Experimental Details

I’ve been guilty of glossing over details. I suspect, but can’t remember, that I had educated myself on the experimental details that went into the discovery of the structure of the atom. Thomson, Rutherford and Millikan led teams that performed painstaking experiments that I now summarize in less than an hour. Worse still, over time I have conflated multiple experiments to make the conclusions easier to digest for my students. I’m reminded of my shortcomings while reading The Matter of Everything, written by the experimental physicist Suzie Sheehy. As a theorist, I acknowledge my blinders and lack of experience when it comes to appreciating the experimental details.

 

Sheehy focuses on those details! In the first three chapters, she covers three stories: the cathode ray tube, the gold foil experiment, and the photoelectric effect. I cover all three in my General Chemistry course. Today’s post is to remind myself where I have over-glossed the details, and do a better job when I resume teaching in the fall semester. I’d like to blame the G-Chem textbook which also glosses over the details, but it’s my own fault for not remembering. As the expert in the classroom, I should know better.

 

The Cathode Ray Tube. Sheehy begins her story with the discovery of X-rays and the use of the Crookes tube. I skip this story and go straight to J. J. Thomson’s experiments. I had forgotten how crucial vacuum is to this story. If most of the gas particles had not been removed (which was no easy task back then), they would interfere with the cathode ray, and it would be difficult to observe the crucial bending of the ray that led Thomson to conclude that this ray of “light” was made up of negatively charged particles (electrons!). The observable green glow was because stray electrons would hit gas particles or the wall, so-called “braking radiation” because electrons stopped by the glass would emit light (i.e., electromagnetic radiation). While Thomson tried different gases, the results were the same. I had conflated this by telling the students that this allowed him to conclude that no matter what the element, what all atoms had in common was the electrons, and where they differed was in the nature of the positive particle (the nucleus with different numbers of protons). Thomson did change the identity of the metal electrodes, which would support what I said, but I’ve been failing to mention this to the students. I resolve to do better.

 

The Gold-Foil Experiment.

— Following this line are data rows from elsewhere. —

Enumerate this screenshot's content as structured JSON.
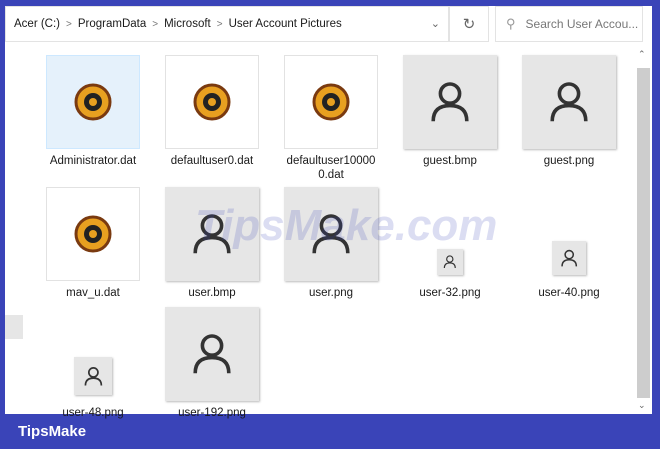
{
  "breadcrumb": [
    "Acer (C:)",
    "ProgramData",
    "Microsoft",
    "User Account Pictures"
  ],
  "search": {
    "placeholder": "Search User Accou..."
  },
  "files": [
    {
      "name": "Administrator.dat",
      "type": "dat",
      "selected": true
    },
    {
      "name": "defaultuser0.dat",
      "type": "dat"
    },
    {
      "name": "defaultuser10000\n0.dat",
      "type": "dat"
    },
    {
      "name": "guest.bmp",
      "type": "user"
    },
    {
      "name": "guest.png",
      "type": "user"
    },
    {
      "name": "mav_u.dat",
      "type": "dat"
    },
    {
      "name": "user.bmp",
      "type": "user"
    },
    {
      "name": "user.png",
      "type": "user"
    },
    {
      "name": "user-32.png",
      "type": "user-small"
    },
    {
      "name": "user-40.png",
      "type": "user-small"
    },
    {
      "name": "user-48.png",
      "type": "user-small"
    },
    {
      "name": "user-192.png",
      "type": "user"
    }
  ],
  "watermark": "TipsMake.com",
  "brand": "TipsMake"
}
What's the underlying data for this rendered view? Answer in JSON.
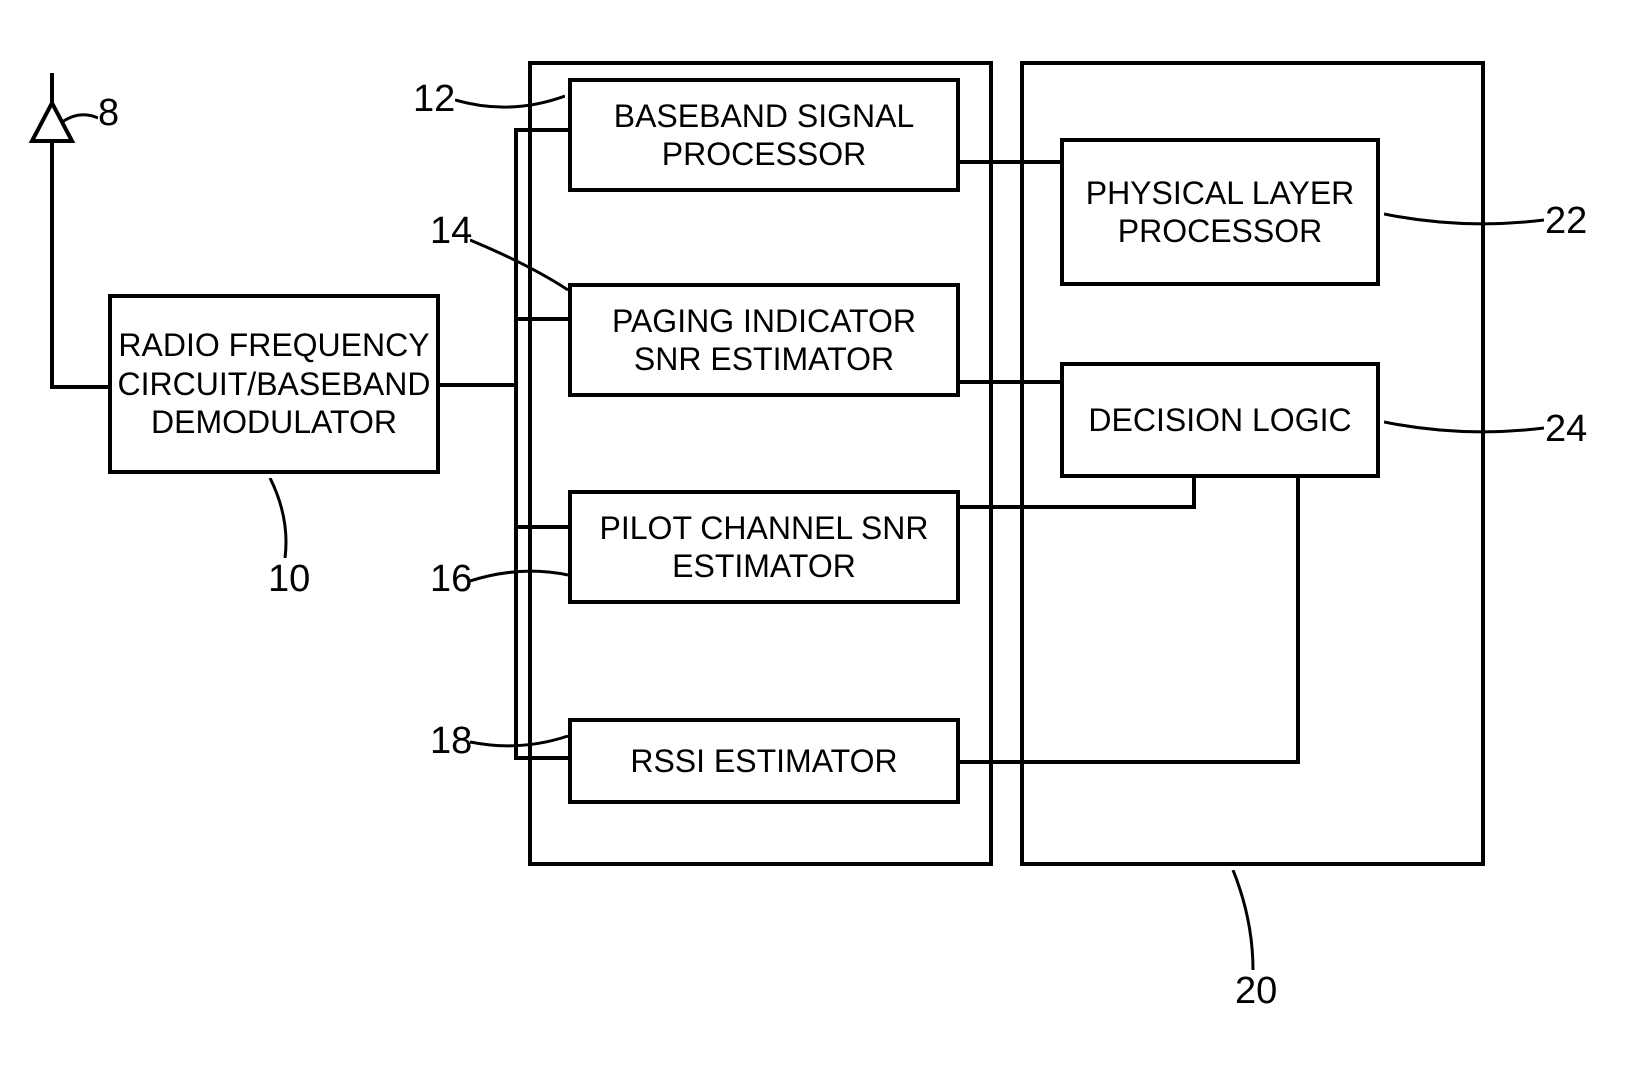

Thomson proposed a plum-pudding model for the atom. I tell the students that Rutherford wanted to test the model. What I fail to also say is that Rutherford had previously observed that shooting alpha-particles through a thin metal piece produced a fuzzy image (on a photographic plate), i.e., the particles were scattered in some way but no one knew why. His assistants Geiger and Marsden performed a series of experiments where they measured the deflection of alpha-particles against a metal slab, and then decreased the thickness of the metals so that more alpha-particles could pass through. Thus, they would need detectors for both the wide-angle reflection and for those that passed through. G-Chem textbooks show a detector “ring”. I have been erroneously telling the students that having detectors that picked up wide-angle deflections was fortuitous – but that’s wrong. They were there from the beginning because of how the experiment was carried out. I will get this right next time.

 

The Photoelectric Effect. I present the full set of experimental details before providing Einstein’s explanation; so does the G-Chem textbook. That’s backwards. Lenard’s early experiments puzzlingly showed that changing the light intensity had no correlation with the speed of ejected electrons. I fail to mention Millikan’s early experiments showing that the photoelectric effect was independent of temperature, adding to the puzzle. Einstein then came up with his strange “quantum explanation”, making the crucial predictions that the speed of ejected electrons would vary linearly with the frequency of light, that there would be a threshold frequency, and that changing the intensity would change the number of electrons emitted (but not their speeds). It took Millikan a good ten years to verify all this, and it took so long because he was trying to disprove Einstein’s weird hypothesis. Einstein deservedly won the Nobel prize for his insight; and I need to tell the story in the correct sequence to underscore this point.

 

In G-Chem, I don’t discuss the “cloud chamber” experiments of Wilson that supported the discoveries of the Thomson and Rutherford teams. How does one take a picture or a snapshot of a tiny particle too small to be seen by a light microscope? By seeing their tell-tale effects as they whiz as a wisp through the vapor – akin to the trails we see behind a jetplane. I don’t foresee myself covering this in G-Chem. I do spend all of five minutes on Millikan’s Oil Drop experiment, briefly going over the setup, and then quickly telling the students the result. I used to do more, but I think my truncated version is about right given the goals of the course. But I would like to incorporate changes to the three stories as recounted above, and I’m reminded that it is important to sweat the experimental details.